A Family Literary Tradition

My sister, Elizabeth, read to me all the time when we were growing up.  When we were really young, she read picture books, like Norman The Doorman and Tell Me A Mitzi.  When we were older, she moved on to chapter books.  My favorites included the Mrs. Piggle Wiggle series or Judy Blume books.  Elizabeth read aloud with great speed and I loved listening to her voice while I played with toys or took a bath.  I never had any problems understanding her quick tempo, but my parents often wondered how I could possibly follow along.   I'm a pretty fast talker and my mother once suspected that my fast talking was a direct result of Elizabeth's fast reading.  Perhaps.   

 Elizabeth was still reading to me when I was in Junior High and she was in high school.  Elizabeth would sit at the kitchen table and read aloud while I made chocolate chip cookies or some other baked product.  That's how I was first introduced to J.D. Salinger.  She started with Catcher In The Rye and then worked her way through Franny & Zooey and The Nine Stories.  I absolutely loved it and I still can't read Zooey Glass' dialogue without hearing Elizabeth's voice and inflections.
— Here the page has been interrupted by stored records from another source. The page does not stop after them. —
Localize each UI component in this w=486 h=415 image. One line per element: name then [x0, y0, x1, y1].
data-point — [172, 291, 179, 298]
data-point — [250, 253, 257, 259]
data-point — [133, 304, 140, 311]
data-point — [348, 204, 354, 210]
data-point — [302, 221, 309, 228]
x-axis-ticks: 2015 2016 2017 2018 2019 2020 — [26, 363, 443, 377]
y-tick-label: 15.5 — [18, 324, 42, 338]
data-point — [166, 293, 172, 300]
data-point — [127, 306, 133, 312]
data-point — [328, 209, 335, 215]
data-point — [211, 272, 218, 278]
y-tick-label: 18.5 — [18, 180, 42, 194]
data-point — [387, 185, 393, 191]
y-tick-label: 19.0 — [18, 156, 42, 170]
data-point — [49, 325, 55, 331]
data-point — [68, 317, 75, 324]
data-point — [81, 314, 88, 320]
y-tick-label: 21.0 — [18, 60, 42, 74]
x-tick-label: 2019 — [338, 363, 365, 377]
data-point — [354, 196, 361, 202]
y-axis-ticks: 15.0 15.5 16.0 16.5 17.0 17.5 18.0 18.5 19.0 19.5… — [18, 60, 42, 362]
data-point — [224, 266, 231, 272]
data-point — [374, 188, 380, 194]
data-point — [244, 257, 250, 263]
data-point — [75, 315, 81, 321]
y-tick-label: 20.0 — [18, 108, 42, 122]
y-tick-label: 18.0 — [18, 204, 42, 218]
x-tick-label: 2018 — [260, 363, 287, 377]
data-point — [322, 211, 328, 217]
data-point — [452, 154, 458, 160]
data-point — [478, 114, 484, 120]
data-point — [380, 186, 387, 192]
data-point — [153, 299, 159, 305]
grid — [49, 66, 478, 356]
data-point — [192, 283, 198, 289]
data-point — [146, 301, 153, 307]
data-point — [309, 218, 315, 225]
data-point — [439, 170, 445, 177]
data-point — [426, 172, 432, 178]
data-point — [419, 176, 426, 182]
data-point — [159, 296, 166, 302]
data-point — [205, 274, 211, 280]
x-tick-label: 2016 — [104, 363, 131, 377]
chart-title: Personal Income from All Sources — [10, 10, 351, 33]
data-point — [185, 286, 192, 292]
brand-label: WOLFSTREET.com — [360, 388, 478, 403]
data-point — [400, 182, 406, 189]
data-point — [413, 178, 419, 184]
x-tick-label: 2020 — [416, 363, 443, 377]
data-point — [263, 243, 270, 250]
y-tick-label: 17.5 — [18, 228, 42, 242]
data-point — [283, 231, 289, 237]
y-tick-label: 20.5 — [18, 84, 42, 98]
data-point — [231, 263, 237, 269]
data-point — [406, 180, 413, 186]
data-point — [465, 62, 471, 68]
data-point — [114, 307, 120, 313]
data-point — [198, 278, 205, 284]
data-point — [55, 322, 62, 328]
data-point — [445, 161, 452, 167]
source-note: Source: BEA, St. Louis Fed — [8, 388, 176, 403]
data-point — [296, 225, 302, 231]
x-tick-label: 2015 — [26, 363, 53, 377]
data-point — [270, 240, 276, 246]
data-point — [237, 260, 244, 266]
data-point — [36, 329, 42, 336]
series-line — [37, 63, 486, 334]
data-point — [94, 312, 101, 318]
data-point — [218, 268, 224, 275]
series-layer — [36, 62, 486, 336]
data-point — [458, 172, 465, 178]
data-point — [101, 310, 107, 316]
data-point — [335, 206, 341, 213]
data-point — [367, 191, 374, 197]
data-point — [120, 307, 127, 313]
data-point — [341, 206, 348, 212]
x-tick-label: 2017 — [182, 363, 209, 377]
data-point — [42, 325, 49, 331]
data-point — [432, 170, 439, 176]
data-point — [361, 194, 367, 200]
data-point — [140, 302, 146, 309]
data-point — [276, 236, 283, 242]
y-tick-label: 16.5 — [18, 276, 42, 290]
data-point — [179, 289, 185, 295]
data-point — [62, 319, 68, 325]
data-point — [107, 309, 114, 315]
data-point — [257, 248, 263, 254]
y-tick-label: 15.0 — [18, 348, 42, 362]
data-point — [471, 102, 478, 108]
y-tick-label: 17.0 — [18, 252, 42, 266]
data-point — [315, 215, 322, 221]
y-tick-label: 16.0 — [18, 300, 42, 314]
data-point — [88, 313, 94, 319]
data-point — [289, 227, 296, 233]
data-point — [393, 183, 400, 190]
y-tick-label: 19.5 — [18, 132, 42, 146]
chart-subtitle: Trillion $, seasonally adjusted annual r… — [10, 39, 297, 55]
A few nights ago, Josie and I arrived at the most stressful point in the book we were reading together:  Harry Potter and The Prisoner of Azakaban.  I love this third book in the Harry Potter series, 

(AND  HERE COMES A SPOILER, if you haven't read the books... but then again, if you haven't.  Good heavens.  It's been out for years.  What on earth have you been waiting for.) 

but the part when they follow Ron & the black dog into the Shrieking Shack and we find out that Ron's rat, Scabbers, has been Peter Petigrew this WHOLE TIME, and then Snape comes in.... well.  You can just rock me to sleep after reading all THAT.  The stress almost kills me.  

I usually read a chapter to Josie before bedtime, but that evening, the suspense was just too great.  I quit reading early and made a mental note to myself to have Gordy do the bedtime reading the following night.  But then Georgia came in - she'd been listening from the hallway - and asked if she could read the rest of the chapter to Josie.  I gladly handed over the book and left the scene.

I kept listening from the laundry room where I folded some towels.  Georgia reads quickly and she doesn't stumble over words or dialogue.  She doesn't have Elizabeth's voice but her reading style is pretty similar.  I found myself ditching the towels and moving back into the room to listen.

Josie was leaning against her bed, playing with a Barbie doll.  Georgia was flying through the pages, moving through the stressful parts and onto the happier conclusion.  I was sitting by the door, completely enthralled.

The whole experience took me back to 1985.  I'm so glad this family literary tradition continues.


Shelley Dade @ Yall Twins said...

It's a great tradition indeed! I'm always amazed with the power a book holds. Whether it's teaching an important life lesson through pages filled with wizardry or showing readers how people deal with certain circumstances via a memoir, there's always something great to learn. The fact that it can be shared in the manner of a read-aloud to get your children to bond reinforces my amazement. Thanks for sharing, Martha!

Martha said...

You are so welcome - and so very true! Thanks for stopping by and for leaving a comment, Shelley!